Kementerian Pertanian (Kementan) menargetkan pengembangan kawasan hilirisasi kelapa seluas 154.000 hektare pada 2026 sebagai bagian dari strategi memperkuat industri kelapa nasional dari hulu hingga hilir.
Melalui Direktorat Jenderal Perkebunan, Kementan terus mendorong pengembangan kawasan kelapa nasional untuk meningkatkan produktivitas, memperkuat industri pengolahan, serta mendorong pertumbuhan ekonomi desa berbasis komoditas kelapa.
Direktur Jenderal Perkebunan Kementan, Abdul Roni Angkat, menjelaskan pemerintah telah menetapkan kebijakan pengembangan kelapa yang terintegrasi guna menjawab tantangan rendahnya produktivitas dan terbatasnya nilai tambah di tingkat petani.
“Pengembangan kelapa kami fokuskan pada peremajaan tanaman tua dan rusak, perluasan areal tanam baru, serta intensifikasi kebun melalui bantuan benih unggul bersertifikat dan sarana produksi pendukung,” ujar Roni.
Ia menambahkan, program hilirisasi kelapa mulai dijalankan pada 2025 dengan pengembangan kawasan seluas 11.515 hektare. Skala program tersebut akan meningkat signifikan pada 2026 menjadi 154.000 hektare, seiring dengan penguatan industri pengolahan dan kemitraan usaha.
“Pada 2027, pengembangan kawasan kelapa berbasis hilirisasi direncanakan kembali diperluas seluas 64.275 hektare,” kata Roni.
Melalui program ini, Kementan mendorong pengembangan berbagai produk turunan kelapa, mulai dari virgin coconut oil (VCO), santan, gula kelapa, nata de coco, hingga produk nonpangan seperti arang dan briket tempurung, cocopeat, serta serat sabut. Produk pangan dan kosmetik berbasis kelapa juga menjadi bagian dari pengembangan hilirisasi.
Seluruh pengembangan kawasan tersebut didukung penerapan Good Agricultural Practices (GAP), penguatan pascapanen, serta fasilitasi akses pasar domestik dan ekspor.

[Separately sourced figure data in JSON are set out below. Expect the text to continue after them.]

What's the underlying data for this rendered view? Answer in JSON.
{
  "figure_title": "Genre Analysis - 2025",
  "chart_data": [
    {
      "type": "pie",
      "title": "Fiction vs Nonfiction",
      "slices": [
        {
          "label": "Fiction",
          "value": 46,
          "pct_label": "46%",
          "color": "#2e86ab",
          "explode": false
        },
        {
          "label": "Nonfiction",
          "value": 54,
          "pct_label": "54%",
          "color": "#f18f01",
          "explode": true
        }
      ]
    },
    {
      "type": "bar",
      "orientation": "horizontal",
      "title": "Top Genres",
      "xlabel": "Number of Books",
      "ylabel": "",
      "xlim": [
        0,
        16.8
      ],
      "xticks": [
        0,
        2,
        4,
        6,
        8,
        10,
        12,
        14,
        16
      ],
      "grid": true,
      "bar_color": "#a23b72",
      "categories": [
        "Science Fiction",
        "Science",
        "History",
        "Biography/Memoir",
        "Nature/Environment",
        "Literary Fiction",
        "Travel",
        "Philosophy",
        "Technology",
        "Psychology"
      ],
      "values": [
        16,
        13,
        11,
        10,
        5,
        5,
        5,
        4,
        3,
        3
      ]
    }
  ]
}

Dari sisi kelembagaan, pemerintah memperkuat peran kelompok tani, gabungan kelompok tani, dan kelembagaan ekonomi petani melalui pelatihan, akses pembiayaan, kemitraan dengan sektor swasta, serta dukungan regulasi.
Sejumlah kerja sama juga telah dilakukan dengan pemerintah daerah dan pelaku usaha, termasuk pengembangan benih, pembangunan kebun induk, dan industrialisasi kelapa di wilayah sentra produksi.
Kementan optimistis kebijakan hilirisasi kelapa ini mampu meningkatkan kesejahteraan petani, menciptakan lapangan kerja, memperkuat ekonomi desa, serta menjadikan kelapa sebagai komoditas unggulan nasional yang berdaya saing global.
Sebagai informasi, Indonesia memiliki luas areal kelapa lebih dari 3,3 juta hektare dengan produksi sekitar 2,8 juta tondan melibatkan lebih dari 5,5 juta kepala keluarga petani. Kesesuaian agroklimat di berbagai wilayah menjadi modal penting dalam pengembangan kelapa berbasis kawasan dan korporasi petani.